How this skill works

The workflow inspects change intent and scope, then runs targeted checks across Java idioms, Spring patterns, and testing quality. It identifies blocking issues (security, contract violations, raw types, field injection) and non-blocking suggestions (refactors, naming, configuration improvements).
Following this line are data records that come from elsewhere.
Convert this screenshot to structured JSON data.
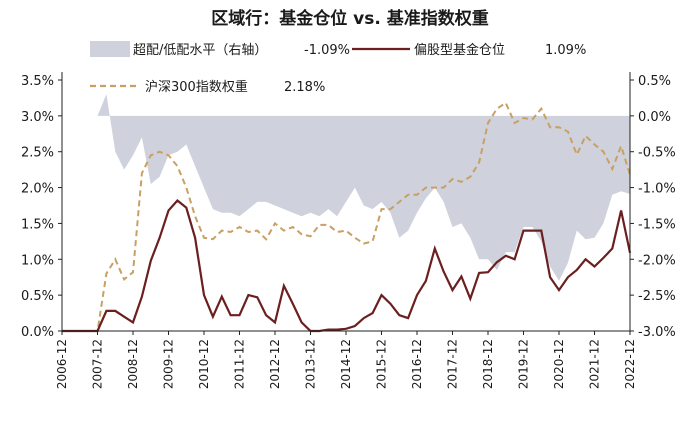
{
  "chart_data": {
    "type": "line",
    "title": "区域行：基金仓位 vs. 基准指数权重",
    "legend": {
      "placement": "top",
      "items": [
        {
          "key": "gap",
          "label": "超配/低配水平（右轴）",
          "value": "-1.09%",
          "style": "area",
          "color": "#cfd2dc"
        },
        {
          "key": "fund",
          "label": "偏股型基金仓位",
          "value": "1.09%",
          "style": "line",
          "color": "#6b1f1f"
        },
        {
          "key": "index",
          "label": "沪深300指数权重",
          "value": "2.18%",
          "style": "dashed",
          "color": "#c9a063"
        }
      ]
    },
    "xlabels": [
      "2006-12",
      "2007-12",
      "2008-12",
      "2009-12",
      "2010-12",
      "2011-12",
      "2012-12",
      "2013-12",
      "2014-12",
      "2015-12",
      "2016-12",
      "2017-12",
      "2018-12",
      "2019-12",
      "2020-12",
      "2021-12",
      "2022-12"
    ],
    "x": [
      0,
      1,
      2,
      3,
      4,
      5,
      6,
      7,
      8,
      9,
      10,
      11,
      12,
      13,
      14,
      15,
      16,
      17,
      18,
      19,
      20,
      21,
      22,
      23,
      24,
      25,
      26,
      27,
      28,
      29,
      30,
      31,
      32,
      33,
      34,
      35,
      36,
      37,
      38,
      39,
      40,
      41,
      42,
      43,
      44,
      45,
      46,
      47,
      48,
      49,
      50,
      51,
      52,
      53,
      54,
      55,
      56,
      57,
      58,
      59,
      60,
      61,
      62,
      63,
      64
    ],
    "left_axis": {
      "min": 0,
      "max": 3.5,
      "ticks": [
        "0.0%",
        "0.5%",
        "1.0%",
        "1.5%",
        "2.0%",
        "2.5%",
        "3.0%",
        "3.5%"
      ]
    },
    "right_axis": {
      "min": -3.0,
      "max": 0.5,
      "ticks": [
        "-3.0%",
        "-2.5%",
        "-2.0%",
        "-1.5%",
        "-1.0%",
        "-0.5%",
        "0.0%",
        "0.5%"
      ]
    },
    "series": [
      {
        "name": "偏股型基金仓位",
        "axis": "left",
        "values": [
          0.0,
          0.0,
          0.0,
          0.0,
          0.0,
          0.28,
          0.28,
          0.2,
          0.12,
          0.48,
          0.98,
          1.3,
          1.68,
          1.82,
          1.72,
          1.3,
          0.5,
          0.2,
          0.48,
          0.22,
          0.22,
          0.5,
          0.47,
          0.22,
          0.12,
          0.63,
          0.38,
          0.12,
          0.0,
          0.0,
          0.02,
          0.02,
          0.03,
          0.07,
          0.18,
          0.25,
          0.5,
          0.38,
          0.22,
          0.18,
          0.5,
          0.7,
          1.15,
          0.83,
          0.57,
          0.76,
          0.45,
          0.81,
          0.82,
          0.96,
          1.05,
          1.0,
          1.4,
          1.4,
          1.4,
          0.75,
          0.57,
          0.75,
          0.85,
          1.0,
          0.9,
          1.02,
          1.15,
          1.68,
          1.09
        ]
      },
      {
        "name": "沪深300指数权重",
        "axis": "left",
        "values": [
          0.0,
          0.0,
          0.0,
          0.0,
          0.0,
          0.8,
          1.0,
          0.72,
          0.82,
          2.2,
          2.45,
          2.5,
          2.45,
          2.3,
          2.0,
          1.6,
          1.3,
          1.28,
          1.4,
          1.38,
          1.45,
          1.38,
          1.4,
          1.28,
          1.5,
          1.4,
          1.45,
          1.35,
          1.32,
          1.48,
          1.48,
          1.38,
          1.4,
          1.3,
          1.22,
          1.25,
          1.7,
          1.7,
          1.8,
          1.9,
          1.9,
          2.0,
          2.0,
          2.0,
          2.12,
          2.08,
          2.15,
          2.35,
          2.9,
          3.1,
          3.18,
          2.9,
          2.97,
          2.95,
          3.1,
          2.84,
          2.84,
          2.78,
          2.46,
          2.72,
          2.6,
          2.5,
          2.26,
          2.58,
          2.18
        ]
      },
      {
        "name": "超配/低配水平（右轴）",
        "axis": "right",
        "values": [
          null,
          null,
          null,
          null,
          0.0,
          0.3,
          -0.5,
          -0.75,
          -0.55,
          -0.3,
          -0.95,
          -0.85,
          -0.55,
          -0.5,
          -0.4,
          -0.7,
          -1.0,
          -1.3,
          -1.35,
          -1.35,
          -1.4,
          -1.3,
          -1.2,
          -1.2,
          -1.25,
          -1.3,
          -1.35,
          -1.4,
          -1.35,
          -1.4,
          -1.3,
          -1.4,
          -1.2,
          -1.0,
          -1.25,
          -1.3,
          -1.2,
          -1.35,
          -1.7,
          -1.6,
          -1.35,
          -1.15,
          -1.0,
          -1.2,
          -1.55,
          -1.5,
          -1.7,
          -2.0,
          -2.0,
          -2.15,
          -1.9,
          -1.9,
          -1.55,
          -1.55,
          -1.75,
          -2.1,
          -2.3,
          -2.05,
          -1.6,
          -1.72,
          -1.7,
          -1.5,
          -1.1,
          -1.05,
          -1.09
        ]
      }
    ],
    "grid": false
  }
}
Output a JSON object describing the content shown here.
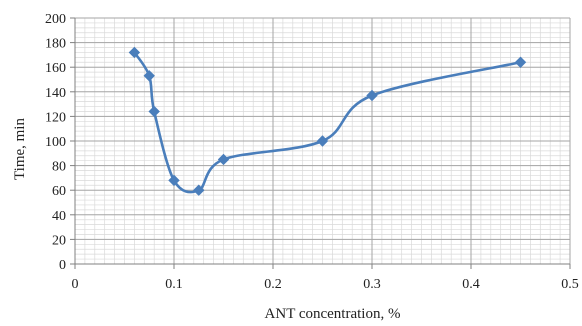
{
  "chart_data": {
    "type": "line",
    "title": "",
    "xlabel": "ANT concentration, %",
    "ylabel": "Time, min",
    "xlim": [
      0,
      0.5
    ],
    "ylim": [
      0,
      200
    ],
    "x_ticks": [
      "0",
      "0.1",
      "0.2",
      "0.3",
      "0.4",
      "0.5"
    ],
    "y_ticks": [
      "0",
      "20",
      "40",
      "60",
      "80",
      "100",
      "120",
      "140",
      "160",
      "180",
      "200"
    ],
    "x_tick_values": [
      0,
      0.1,
      0.2,
      0.3,
      0.4,
      0.5
    ],
    "y_tick_values": [
      0,
      20,
      40,
      60,
      80,
      100,
      120,
      140,
      160,
      180,
      200
    ],
    "grid": true,
    "legend": "none",
    "line_style": "smooth",
    "marker": "diamond",
    "color": "#4a7ebb",
    "series": [
      {
        "x": [
          0.06,
          0.075,
          0.08,
          0.1,
          0.125,
          0.15,
          0.25,
          0.3,
          0.45
        ],
        "y": [
          172,
          153,
          124,
          68,
          60,
          85,
          100,
          137,
          164
        ]
      }
    ]
  }
}
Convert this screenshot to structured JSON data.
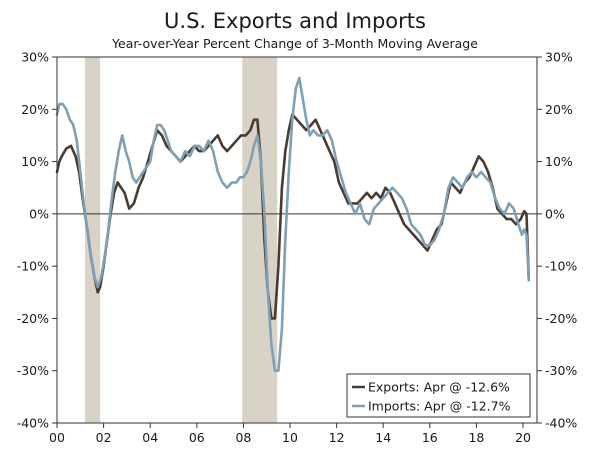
{
  "chart_data": {
    "type": "line",
    "title": "U.S. Exports and Imports",
    "subtitle": "Year-over-Year Percent Change of 3-Month Moving Average",
    "xlabel": "",
    "ylabel": "",
    "xlim": [
      2000.0,
      2020.6
    ],
    "ylim": [
      -40,
      30
    ],
    "y_ticks": [
      30,
      20,
      10,
      0,
      -10,
      -20,
      -30,
      -40
    ],
    "y_tick_labels_left": [
      "30%",
      "20%",
      "10%",
      "0%",
      "-10%",
      "-20%",
      "-30%",
      "-40%"
    ],
    "y_tick_labels_right": [
      "30%",
      "20%",
      "10%",
      "0%",
      "-10%",
      "-20%",
      "-30%",
      "-40%"
    ],
    "x_ticks": [
      2000,
      2002,
      2004,
      2006,
      2008,
      2010,
      2012,
      2014,
      2016,
      2018,
      2020
    ],
    "x_tick_labels": [
      "00",
      "02",
      "04",
      "06",
      "08",
      "10",
      "12",
      "14",
      "16",
      "18",
      "20"
    ],
    "recessions": [
      {
        "start": 2001.2,
        "end": 2001.85
      },
      {
        "start": 2007.95,
        "end": 2009.45
      }
    ],
    "legend_position": "bottom-right",
    "colors": {
      "exports": "#4a3b31",
      "imports": "#7f9fb4",
      "recession": "#d8d3c6",
      "axis": "#333333"
    },
    "series": [
      {
        "name": "Exports",
        "legend_label": "Exports: Apr @ -12.6%",
        "color": "#4a3b31",
        "x": [
          2000.0,
          2000.1,
          2000.2,
          2000.4,
          2000.6,
          2000.8,
          2000.95,
          2001.1,
          2001.3,
          2001.45,
          2001.6,
          2001.75,
          2001.85,
          2002.0,
          2002.15,
          2002.3,
          2002.45,
          2002.6,
          2002.75,
          2002.9,
          2003.1,
          2003.3,
          2003.5,
          2003.7,
          2003.9,
          2004.1,
          2004.3,
          2004.5,
          2004.7,
          2004.9,
          2005.1,
          2005.3,
          2005.5,
          2005.7,
          2005.9,
          2006.1,
          2006.3,
          2006.5,
          2006.7,
          2006.9,
          2007.1,
          2007.3,
          2007.5,
          2007.7,
          2007.9,
          2008.1,
          2008.3,
          2008.45,
          2008.6,
          2008.75,
          2008.9,
          2009.05,
          2009.2,
          2009.35,
          2009.5,
          2009.65,
          2009.8,
          2009.95,
          2010.1,
          2010.3,
          2010.5,
          2010.7,
          2010.9,
          2011.1,
          2011.3,
          2011.5,
          2011.7,
          2011.9,
          2012.1,
          2012.3,
          2012.5,
          2012.7,
          2012.9,
          2013.1,
          2013.3,
          2013.5,
          2013.7,
          2013.9,
          2014.1,
          2014.3,
          2014.5,
          2014.7,
          2014.9,
          2015.1,
          2015.3,
          2015.5,
          2015.7,
          2015.9,
          2016.1,
          2016.3,
          2016.5,
          2016.7,
          2016.9,
          2017.1,
          2017.3,
          2017.5,
          2017.7,
          2017.9,
          2018.1,
          2018.3,
          2018.5,
          2018.7,
          2018.9,
          2019.1,
          2019.3,
          2019.5,
          2019.7,
          2019.9,
          2020.05,
          2020.15,
          2020.25
        ],
        "values": [
          8,
          10,
          11,
          12.5,
          13,
          11,
          8,
          3,
          -3,
          -8,
          -12,
          -15,
          -14,
          -10,
          -5,
          0,
          4,
          6,
          5,
          4,
          1,
          2,
          5,
          7,
          10,
          13,
          16,
          15,
          13,
          12,
          11,
          10,
          11,
          12,
          13,
          12,
          12,
          13,
          14,
          15,
          13,
          12,
          13,
          14,
          15,
          15,
          16,
          18,
          18,
          10,
          -5,
          -15,
          -20,
          -20,
          -10,
          5,
          12,
          16,
          19,
          18,
          17,
          16,
          17,
          18,
          16,
          14,
          12,
          10,
          6,
          4,
          2,
          2,
          2,
          3,
          4,
          3,
          4,
          3,
          5,
          4,
          2,
          0,
          -2,
          -3,
          -4,
          -5,
          -6,
          -7,
          -5,
          -3,
          -2,
          2,
          6,
          5,
          4,
          6,
          7,
          9,
          11,
          10,
          8,
          5,
          1,
          0,
          -1,
          -1,
          -2,
          -1,
          0.5,
          0,
          -12.6
        ]
      },
      {
        "name": "Imports",
        "legend_label": "Imports: Apr @ -12.7%",
        "color": "#7f9fb4",
        "x": [
          2000.0,
          2000.1,
          2000.25,
          2000.4,
          2000.55,
          2000.7,
          2000.85,
          2001.0,
          2001.15,
          2001.3,
          2001.45,
          2001.6,
          2001.75,
          2001.9,
          2002.05,
          2002.2,
          2002.35,
          2002.5,
          2002.65,
          2002.8,
          2002.95,
          2003.1,
          2003.25,
          2003.4,
          2003.55,
          2003.7,
          2003.85,
          2004.0,
          2004.15,
          2004.3,
          2004.45,
          2004.6,
          2004.75,
          2004.9,
          2005.1,
          2005.3,
          2005.5,
          2005.7,
          2005.9,
          2006.1,
          2006.3,
          2006.5,
          2006.7,
          2006.9,
          2007.1,
          2007.3,
          2007.5,
          2007.7,
          2007.85,
          2008.0,
          2008.15,
          2008.3,
          2008.45,
          2008.6,
          2008.75,
          2008.9,
          2009.05,
          2009.2,
          2009.35,
          2009.5,
          2009.65,
          2009.8,
          2009.95,
          2010.1,
          2010.25,
          2010.4,
          2010.55,
          2010.7,
          2010.85,
          2011.0,
          2011.2,
          2011.4,
          2011.6,
          2011.8,
          2012.0,
          2012.2,
          2012.4,
          2012.6,
          2012.8,
          2013.0,
          2013.2,
          2013.4,
          2013.6,
          2013.8,
          2014.0,
          2014.2,
          2014.4,
          2014.6,
          2014.8,
          2015.0,
          2015.2,
          2015.4,
          2015.6,
          2015.8,
          2016.0,
          2016.2,
          2016.4,
          2016.6,
          2016.8,
          2017.0,
          2017.2,
          2017.4,
          2017.6,
          2017.8,
          2018.0,
          2018.2,
          2018.4,
          2018.6,
          2018.8,
          2019.0,
          2019.2,
          2019.4,
          2019.6,
          2019.8,
          2019.95,
          2020.05,
          2020.15,
          2020.25
        ],
        "values": [
          19,
          21,
          21,
          20,
          18,
          17,
          14,
          8,
          2,
          -3,
          -8,
          -12,
          -14,
          -12,
          -8,
          -3,
          3,
          8,
          12,
          15,
          12,
          10,
          7,
          6,
          7,
          8,
          9,
          10,
          14,
          17,
          17,
          16,
          14,
          12,
          11,
          10,
          12,
          11,
          13,
          13,
          12,
          14,
          12,
          8,
          6,
          5,
          6,
          6,
          7,
          7,
          8,
          10,
          13,
          15,
          10,
          0,
          -15,
          -25,
          -30,
          -30,
          -22,
          -5,
          8,
          18,
          24,
          26,
          22,
          18,
          15,
          16,
          15,
          15,
          16,
          14,
          10,
          7,
          4,
          2,
          0,
          2,
          -1,
          -2,
          1,
          2,
          3,
          4,
          5,
          4,
          3,
          1,
          -2,
          -3,
          -4,
          -6,
          -6,
          -5,
          -3,
          0,
          5,
          7,
          6,
          5,
          7,
          8,
          7,
          8,
          7,
          6,
          3,
          1,
          0,
          2,
          1,
          -2,
          -4,
          -3,
          -4,
          -12.7
        ]
      }
    ]
  }
}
Finally, it formats feedback into required changes, suggested improvements, and positive notes.

When to use it

  • Reviewing pull requests that add or modify Java/Spring code
  • Evaluating commits or diffs before merge to main branches
  • Auditing service-layer changes for transaction and DI correctness
  • Checking tests and integration setups (Testcontainers, slices)
  • Validating security-sensitive changes and logging of secrets

Best practices

  • Verify resource handling with try-with-resources and correct exception flow
  • Prefer constructor injection and avoid field-based @Autowired
  • Use @ConfigurationProperties for structured config instead of many @Value fields
  • Ensure equals() and hashCode() are implemented together and consistently
  • Avoid raw types; prefer generics and use Optional idiomatically
  • Keep controllers thin, services stateful-free of web orchestration

Example use cases

  • A PR introducing a new REST endpoint: check controller orchestration, service placement, and endpoint security
  • A refactor replacing RestTemplate with WebClient: verify async usage and error handling
  • A feature adding database access: confirm @Repository usage, transactional boundaries, and Testcontainers integration
  • A bugfix changing domain equality: ensure equals/hashCode contract and related collections behavior
  • New configuration properties: recommend converting scattered @Value annotations into a @ConfigurationProperties class

FAQ

What counts as a blocking issue?

Security vulnerabilities, violations of Java contracts (like equals/hashCode mismatch), use of raw types, and field-based dependency injection are blocking.

When should I prefer @ConfigurationProperties?

@ConfigurationProperties is preferred when you have grouped or many related settings; it improves typing, validation, and testing versus scattered @Value usages.